Fish provides the following general advice based on Ontario estate and real estate law. It’s important to note that laws vary in different parts of the country, so ensure your client hires a lawyer who has experience in your province. Estate law is intricate, so you need to find an experienced lawyer to help you manoeuvre through the system, Fish says.
Assuming there’s a will, as soon as the death certificate is issued, he says, the power goes to the executor. The first thing the executor must do is determine what the assets are – the value of the property and “other stuff” such as bank accounts and investments.
This is when the executor will contact a real estate agent for an appraisal. Fish says as their agent, it’s important that you have experience in handling estate sales, or at the very least, that someone in your office has the necessary experience.

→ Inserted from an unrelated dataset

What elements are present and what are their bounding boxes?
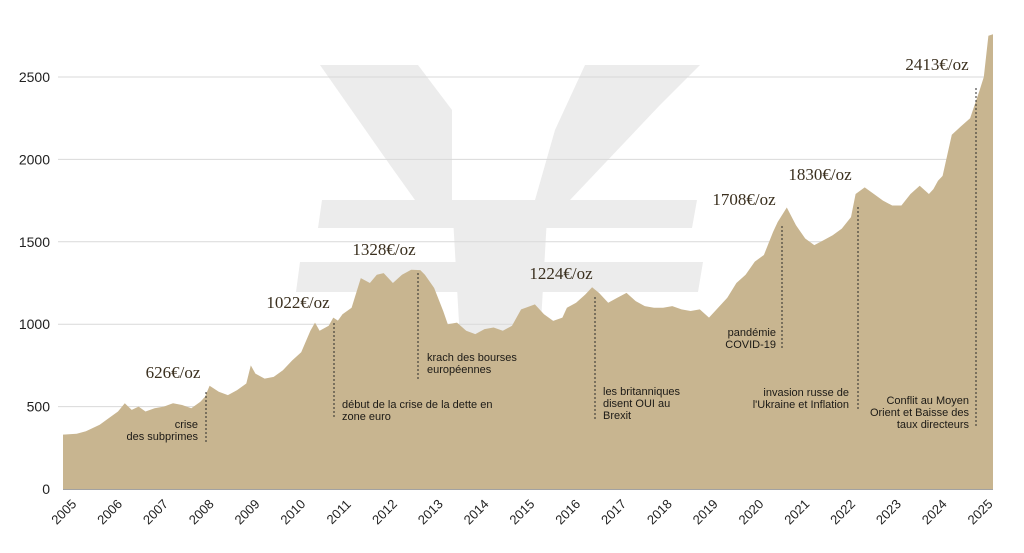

The executor will provide the appraisal and other financial information to the lawyer, who will prepare the application for probate. The time between filing for probate to the granting of probate can vary greatly, from a few weeks to six months or more, depending on the backlog. Some jurisdictions are quicker than others. (It depends on the jurisdiction where the deceased lived, not the location of the property.)
An experienced lawyer will save time, because, Fish says, the courts are picky and probate forms that are filled out incorrectly will be returned, which causes further delays.

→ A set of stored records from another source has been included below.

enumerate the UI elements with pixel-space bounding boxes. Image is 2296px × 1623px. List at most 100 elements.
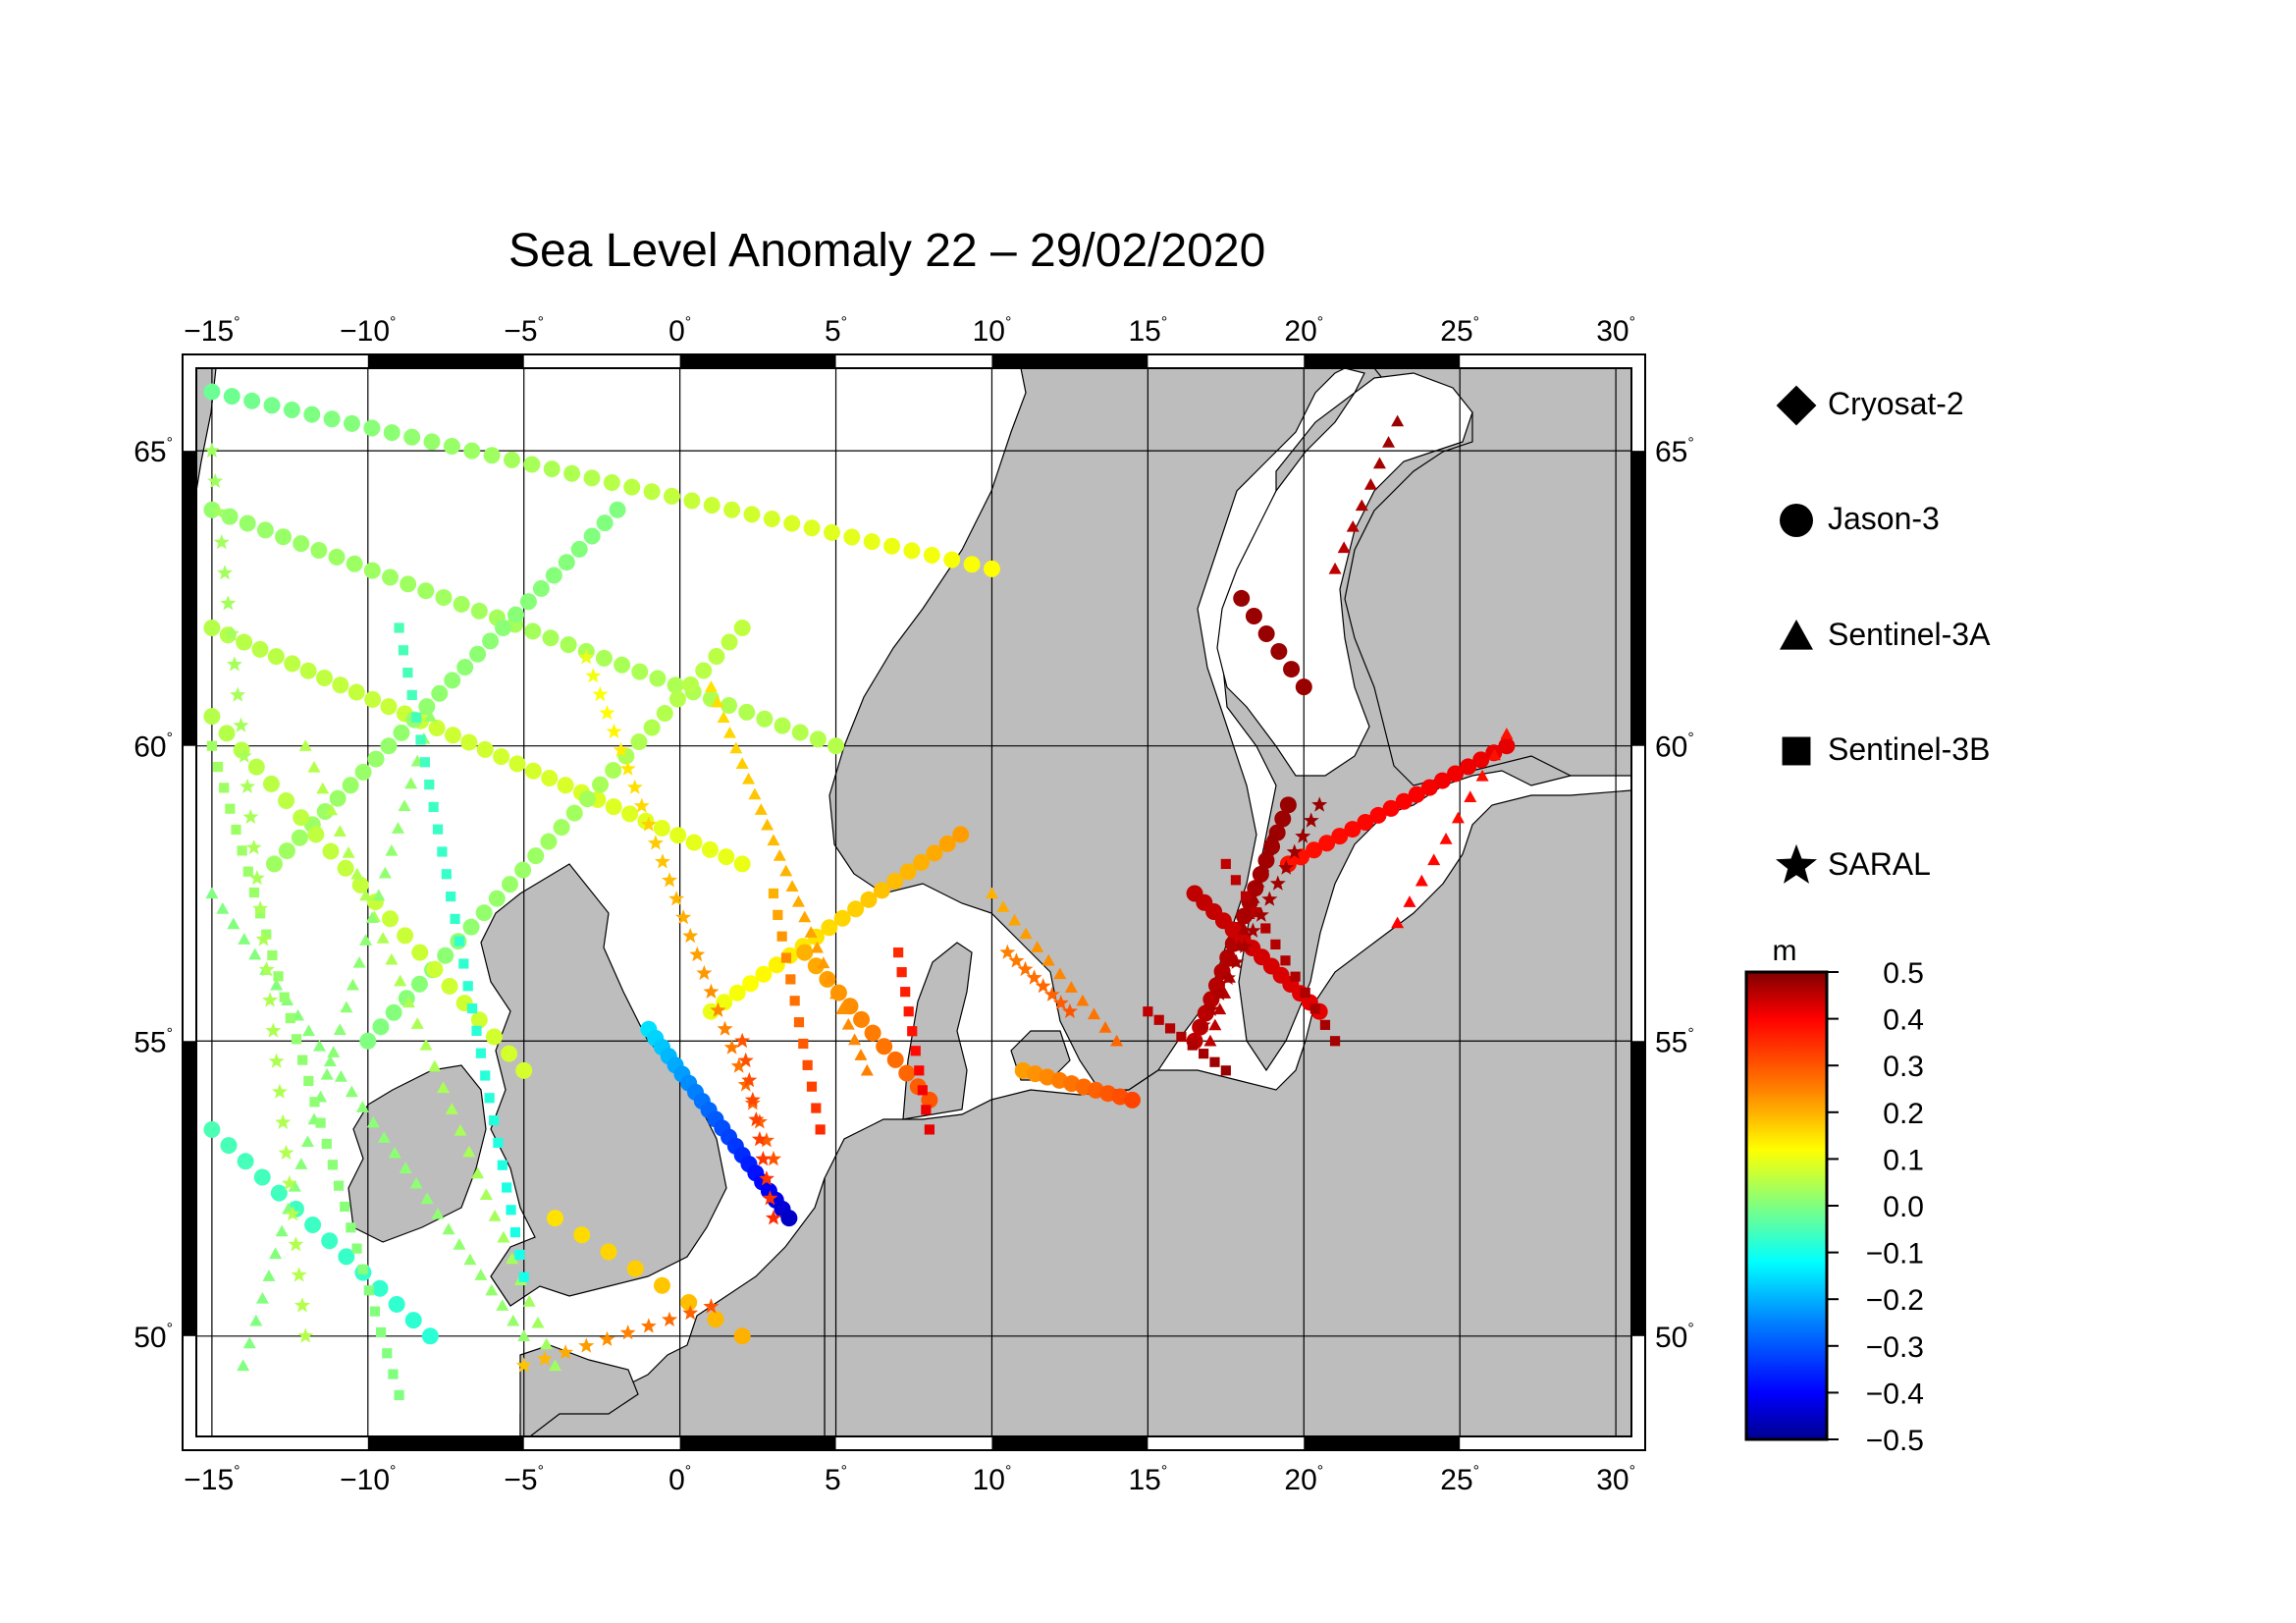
sla-point xyxy=(605,762,622,780)
sla-point xyxy=(1500,728,1514,739)
sla-point xyxy=(1220,858,1231,870)
sla-point xyxy=(397,927,414,945)
sla-point xyxy=(729,741,743,754)
sla-point xyxy=(509,1227,521,1238)
sla-point xyxy=(768,888,779,899)
legend-label-sentinel3b: Sentinel-3B xyxy=(1828,731,1991,767)
sla-point xyxy=(359,934,373,946)
sla-point xyxy=(388,1146,401,1159)
sla-point xyxy=(1098,1021,1112,1033)
sla-point xyxy=(418,698,436,716)
sla-point xyxy=(722,726,736,738)
sla-point xyxy=(807,957,825,975)
sla-point xyxy=(248,947,262,960)
sla-point xyxy=(524,762,542,780)
sla-point xyxy=(1237,923,1251,936)
sla-point xyxy=(542,629,560,647)
sla-point xyxy=(380,737,398,755)
colorbar-ticks: 0.5 0.4 0.3 0.2 0.1 0.0 −0.1 −0.2 −0.3 −0.4 −0.5 xyxy=(1827,957,1924,1457)
sla-point xyxy=(1346,519,1360,532)
diamond-legend-icon xyxy=(1776,385,1817,426)
sla-point xyxy=(1236,938,1253,953)
sla-point xyxy=(217,565,234,580)
sla-point xyxy=(1319,1019,1331,1030)
sla-point xyxy=(1199,1049,1209,1059)
sla-point xyxy=(592,685,609,702)
sla-point xyxy=(399,1162,412,1174)
sla-point xyxy=(703,497,721,514)
sla-point xyxy=(761,818,774,831)
sla-point xyxy=(471,1166,485,1179)
sla-point xyxy=(828,737,845,755)
sla-point xyxy=(371,1279,389,1297)
sla-point xyxy=(237,1153,254,1170)
sla-point xyxy=(411,944,429,961)
sla-point xyxy=(385,843,399,856)
sla-point xyxy=(263,397,281,414)
sla-point xyxy=(716,994,733,1011)
sla-point xyxy=(785,974,796,985)
sla-point xyxy=(385,952,399,965)
sla-point xyxy=(754,803,768,815)
sla-point xyxy=(1031,941,1044,952)
sla-point xyxy=(382,568,400,586)
sla-point xyxy=(1280,955,1291,966)
sla-point xyxy=(275,1113,292,1129)
sla-point xyxy=(963,556,981,573)
sla-point xyxy=(829,987,843,1000)
sla-point xyxy=(514,861,532,879)
sla-point xyxy=(337,859,354,877)
sla-point xyxy=(599,704,615,721)
sla-point xyxy=(802,1059,813,1070)
sla-point xyxy=(748,787,762,800)
sla-point xyxy=(578,790,596,808)
sla-point xyxy=(1257,624,1275,642)
sla-point xyxy=(454,1123,467,1136)
sla-point xyxy=(346,978,359,991)
sla-point xyxy=(298,739,312,751)
sla-point xyxy=(1283,661,1301,678)
sla-point xyxy=(1228,953,1245,969)
sla-point xyxy=(333,825,347,837)
tick-label: 25° xyxy=(1440,314,1479,348)
sla-point xyxy=(573,1226,591,1244)
sla-point xyxy=(316,782,330,794)
sla-point xyxy=(238,933,251,945)
sla-point xyxy=(437,1081,451,1094)
sla-point xyxy=(216,902,230,914)
sla-point xyxy=(560,636,577,654)
sla-point xyxy=(327,1160,339,1170)
frame-segment xyxy=(991,354,1148,368)
sla-point xyxy=(475,904,493,922)
sla-point xyxy=(359,1032,377,1050)
sla-point xyxy=(1195,1016,1211,1033)
sla-point xyxy=(470,602,488,620)
sla-point xyxy=(519,593,537,611)
sla-point xyxy=(279,992,290,1002)
sla-point xyxy=(685,834,703,851)
frame-segment xyxy=(183,1041,196,1336)
sla-point xyxy=(1110,1034,1124,1047)
sla-point xyxy=(738,703,756,721)
sla-point xyxy=(643,719,661,736)
sla-point xyxy=(463,1253,477,1266)
sla-point xyxy=(1253,906,1269,922)
sla-point xyxy=(682,676,700,694)
sla-point xyxy=(768,956,785,974)
tick-label: 0° xyxy=(668,1463,691,1496)
sla-point xyxy=(252,900,269,916)
sla-point xyxy=(423,710,437,722)
sla-point xyxy=(391,822,404,834)
sla-point xyxy=(410,1017,424,1029)
sla-point xyxy=(432,824,444,835)
sla-point xyxy=(1019,927,1033,940)
tick-label: 5° xyxy=(825,1463,847,1496)
sla-point xyxy=(1415,874,1428,887)
sla-point xyxy=(262,775,280,792)
sla-point xyxy=(1279,796,1297,814)
sla-point xyxy=(475,1048,486,1058)
sla-point xyxy=(359,889,373,901)
sla-point xyxy=(270,1184,288,1202)
sla-point xyxy=(382,910,400,928)
sla-point xyxy=(285,1206,301,1221)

While waiting for the granting of probate, the executor must tend to the property, ensuring the insurance is in good standing and bills are paid, Fish says. An oversight in paying utility bills, for example, could result in burst pipes and water damage if the heat is turned off in winter.
While waiting for the application for probate to be granted, the time should be spent wisely. This is the perfect time to speak to your client and come up with a plan to determine the best time to list the property for sale. Often it is 90 or 120 days before probate is expected.
Fish says properties can be listed any time during probate, but the listing agent should be aware of the delay due to probate.